The following identifiers are recognized:
- encoding
Set the message text encoding to the specified value. All message texts
following the assignment up to the next assignment to encoding
(or the end of the translation file) are expected to use the specified
encoding. The initial value of the encoding variable is
ISO-8859-1.
- database-UID
Specify the UID (unique identifier) of the translation database the
translation file template was generated from. All translation file
templates generated using the
db export
command contain an assignment specifying the database UID.
If the translation file is imported to a database, it is an error, if the
value specified in the assignment does not match the database UID.
Assigning a value to an identifier that is not recognized has no effect
(besides a warning message being issued on import).
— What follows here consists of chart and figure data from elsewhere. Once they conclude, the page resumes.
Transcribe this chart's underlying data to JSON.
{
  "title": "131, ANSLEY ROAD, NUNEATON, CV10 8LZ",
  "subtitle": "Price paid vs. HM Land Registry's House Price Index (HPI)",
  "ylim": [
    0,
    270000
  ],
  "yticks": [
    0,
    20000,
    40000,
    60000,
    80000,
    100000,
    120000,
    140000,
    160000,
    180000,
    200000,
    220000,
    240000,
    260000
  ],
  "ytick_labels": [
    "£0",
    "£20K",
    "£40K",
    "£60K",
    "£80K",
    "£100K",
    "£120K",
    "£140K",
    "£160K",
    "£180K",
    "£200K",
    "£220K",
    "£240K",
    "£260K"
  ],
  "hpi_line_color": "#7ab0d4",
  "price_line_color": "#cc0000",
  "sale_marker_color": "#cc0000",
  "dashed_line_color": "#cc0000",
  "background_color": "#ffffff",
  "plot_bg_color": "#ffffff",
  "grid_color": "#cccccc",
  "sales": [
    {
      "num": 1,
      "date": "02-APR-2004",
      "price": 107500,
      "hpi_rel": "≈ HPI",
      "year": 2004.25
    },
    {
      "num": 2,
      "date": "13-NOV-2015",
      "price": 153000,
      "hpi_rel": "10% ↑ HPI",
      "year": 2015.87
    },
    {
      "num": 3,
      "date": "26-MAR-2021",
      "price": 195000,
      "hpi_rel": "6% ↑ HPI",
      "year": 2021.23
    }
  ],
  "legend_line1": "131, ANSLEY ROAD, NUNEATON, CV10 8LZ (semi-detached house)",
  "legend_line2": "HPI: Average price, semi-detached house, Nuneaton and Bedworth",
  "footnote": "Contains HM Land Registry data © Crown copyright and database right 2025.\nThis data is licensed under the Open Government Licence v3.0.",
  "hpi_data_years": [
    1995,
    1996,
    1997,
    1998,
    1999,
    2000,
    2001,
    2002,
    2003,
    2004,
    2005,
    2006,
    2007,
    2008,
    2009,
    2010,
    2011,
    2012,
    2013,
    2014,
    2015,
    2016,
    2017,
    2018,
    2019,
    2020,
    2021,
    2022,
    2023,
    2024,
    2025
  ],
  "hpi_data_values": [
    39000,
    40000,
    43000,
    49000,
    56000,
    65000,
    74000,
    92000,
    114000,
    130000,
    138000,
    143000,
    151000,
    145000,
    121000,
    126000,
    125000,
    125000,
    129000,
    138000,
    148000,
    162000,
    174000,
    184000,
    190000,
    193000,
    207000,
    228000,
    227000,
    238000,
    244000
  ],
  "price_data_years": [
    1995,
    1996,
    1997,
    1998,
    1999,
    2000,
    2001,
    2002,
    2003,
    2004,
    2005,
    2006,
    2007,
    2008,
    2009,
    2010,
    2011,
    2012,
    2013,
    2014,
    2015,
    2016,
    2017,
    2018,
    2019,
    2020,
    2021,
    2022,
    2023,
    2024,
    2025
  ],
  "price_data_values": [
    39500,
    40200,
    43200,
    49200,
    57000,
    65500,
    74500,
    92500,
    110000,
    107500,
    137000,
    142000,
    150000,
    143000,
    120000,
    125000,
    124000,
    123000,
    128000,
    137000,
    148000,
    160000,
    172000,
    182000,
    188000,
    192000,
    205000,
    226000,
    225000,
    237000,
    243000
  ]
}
A message set starts with the keyword message and ends with the
keyword /message. The body of a message set consists of a number
of message text sections. A message text section starts with a line stating
the encoding, message type, and message UID:
| MessageSectionHead: |
| |
MessageSectionType
MessageSectionType : MessageUID |
| MessageSectionType: |
| |
[ LanguageID ]
[ LanguageID / Type ] |
The MessageSectionType specifies the language and type of the message
text. If the message type is omitted, the default type TEXT is
assumed. Note that the message type does not specify the encoding of the
message as specified in the translation file, but the encoding of the message
if it written to an output file. This means especially, that messages of the
message type HTML or XHTML will use the translation file
encoding for representing special character instead of HTML style character
references.
The MessageUID is the unique identifier associated with the message.
Typically, only unique identifiers for an entire message set are used (see
below).
The special language identifier * represents a general language.
The message text for * can be used to document the message
paramters and is typically left empty. The message UID of the message
associated with the general language * is used as a unique
identifier for the entire message set.